Investors have a chance to put those concerns, which were assuaged in part by solid earnings reports and credit market commentary from a host of regional lenders on Friday, firmly behind them this week.

Around 89 S&P 500 companies will report earnings this week, including Tesla, Netflix, Intel and International Business Machines.

Following last week’s updates, LSEG forecasts suggest collective S&P 500 profits are likely to rise 9.3% from last year’s third quarter to around $574.4 billion. That’s a $4.2 billion improvement from early October forecasts.

Broader market volatility, however, is likely to remain a feature for investors as they navigate this week’s earnings slate, and next week’s calendar of megacap tech updates and a Federal Reserve rate decision.

The Cboe Group’s VIX index was last marked 18% lower from last Friday’s close, but is still trading north of the 20 point mark that generally separates placid markets from turbulent ones.

Monday’s level of 20.86 suggests options traders are expecting daily swings of around 1.3%, or 86 points, for the S&P 500 each day over the next month.

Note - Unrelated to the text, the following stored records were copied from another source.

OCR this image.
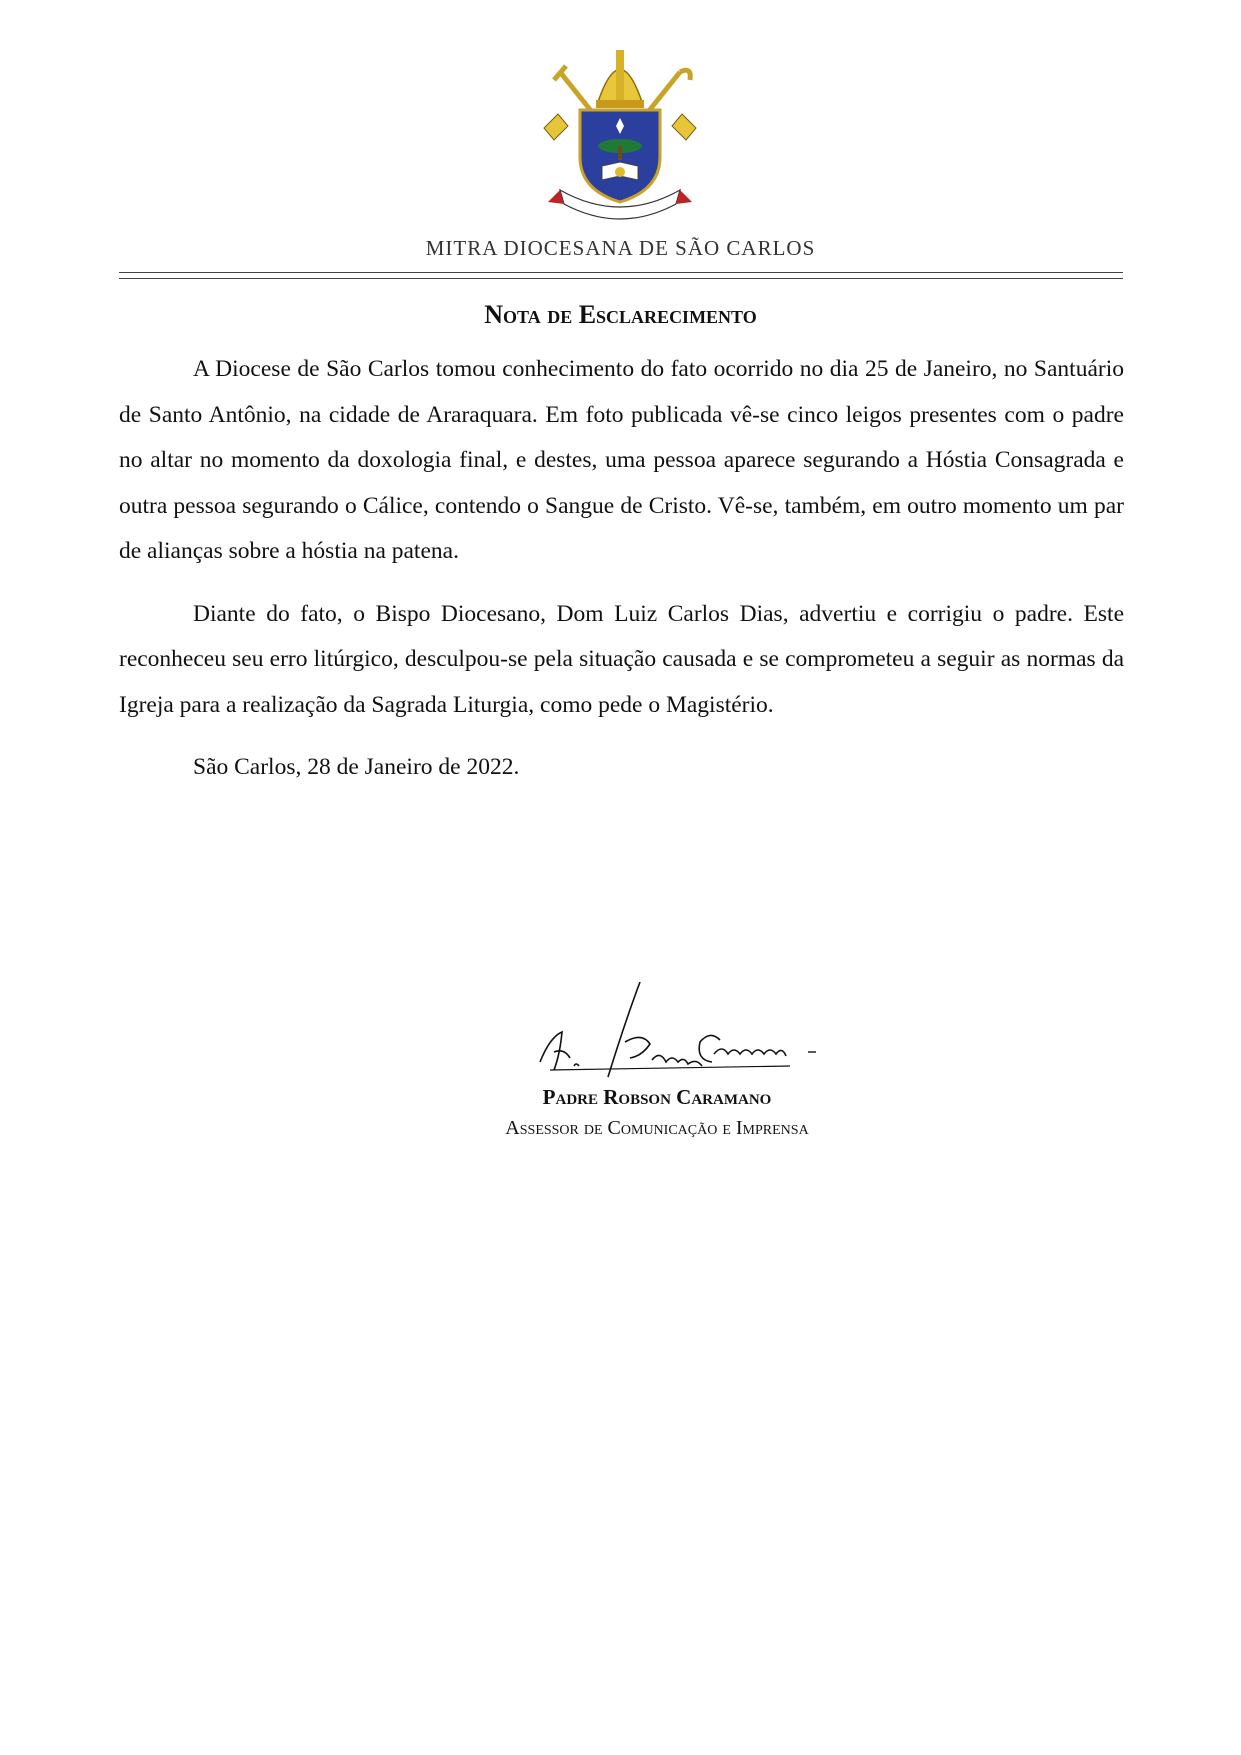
MITRA DIOCESANA DE SÃO CARLOS
Nota de Esclarecimento

A Diocese de São Carlos tomou conhecimento do fato ocorrido no dia 25 de Janeiro, no Santuário de Santo Antônio, na cidade de Araraquara. Em foto publicada vê-se cinco leigos presentes com o padre no altar no momento da doxologia final, e destes, uma pessoa aparece segurando a Hóstia Consagrada e outra pessoa segurando o Cálice, contendo o Sangue de Cristo. Vê-se, também, em outro momento um par de alianças sobre a hóstia na patena.

Diante do fato, o Bispo Diocesano, Dom Luiz Carlos Dias, advertiu e corrigiu o padre. Este reconheceu seu erro litúrgico, desculpou-se pela situação causada e se comprometeu a seguir as normas da Igreja para a realização da Sagrada Liturgia, como pede o Magistério.

São Carlos, 28 de Janeiro de 2022.

Padre Robson Caramano
Assessor de Comunicação e Imprensa
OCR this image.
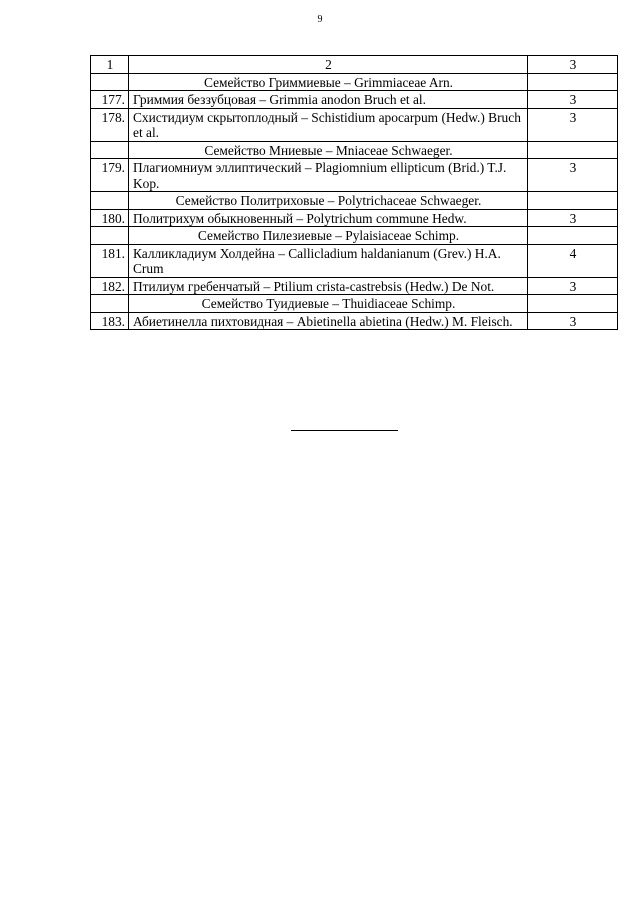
9
1	2	3
	Семейство Гриммиевые – Grimmiaceae Arn.	
177.	Гриммия беззубцовая – Grimmia anodon Bruch et al.	3
178.	Схистидиум скрытоплодный – Schistidium apocarpum (Hedw.) Bruch et al.	3
	Семейство Мниевые – Mniaceae Schwaeger.	
179.	Плагиомниум эллиптический – Plagiomnium ellipticum (Brid.) T.J. Kop.	3
	Семейство Политриховые – Polytrichaceae Schwaeger.	
180.	Политрихум обыкновенный – Polytrichum commune Hedw.	3
	Семейство Пилезиевые – Pylaisiaceae Schimp.	
181.	Калликлaдиум Холдейна – Callicladium haldanianum (Grev.) H.A. Crum	4
182.	Птилиум гребенчатый – Ptilium crista-castrebsis (Hedw.) De Not.	3
	Семейство Туидиевые – Thuidiaceae Schimp.	
183.	Абиетинелла пихтовидная – Abietinella abietina (Hedw.) M. Fleisch.	3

Headline risks tied to U.S. China trade talks are likely to keep investors on edge, as well, following comments from President Donald Trump that the current tariff situation between the world’s two largest economies was “not sustainable."

Treasury Secretary Scott Bessent will meet with China Vice Premier He Lifeng later this week in Malaysia, where the two will map out conditions for a sit-down between Trump and China President Xi Jinping later this month in South Korea.

Lori Calvasina, head of U.S. equity strategy at RBC Capital Markets, thinks the trade and credit headwinds “may end up being catalysts that spark the five- 10% tier one drawdown in the S&P 500 that we have been on guard for between now and the end of the year."

Friday’s delayed consumer price inflation report, which was selected for publication amid the federal government shutdown in order to allow for the calculation of social security payments, is expected early Friday.

Economists expect tariff pressures to keep headline and core readings elevated, with the latter likely to hold at an annual rate of 3.1%, but neither is likely to throw the Fed off of its rate cutting path.

The CME Group’s FedWatch tool suggests markets are pricing in two quarter point reductions between now and the end of the year, taking it to between 3.5% and 3.75%. Traders also see the Fed Fund rate at between 2.75% and 3% by September of 2026.

The tailwind of lower Fed rates, rising corporate earnings tied to the artificial intelligence investment boom, and growth-friendly tax policies from the One Big Beautiful Bill Act are likely the three key pillars to stock performance into the end of the year and beyond.

“October has brought a spooky gut check after an unusually calm stretch," said Keith Lerner, chief market strategist at Truist. “But the primary uptrend remains intact, and we view deeper pullbacks as opportunities."

“Stay focused on the primary trend, stay diversified, and don’t let the headlines haunt your long-term strategy," he added.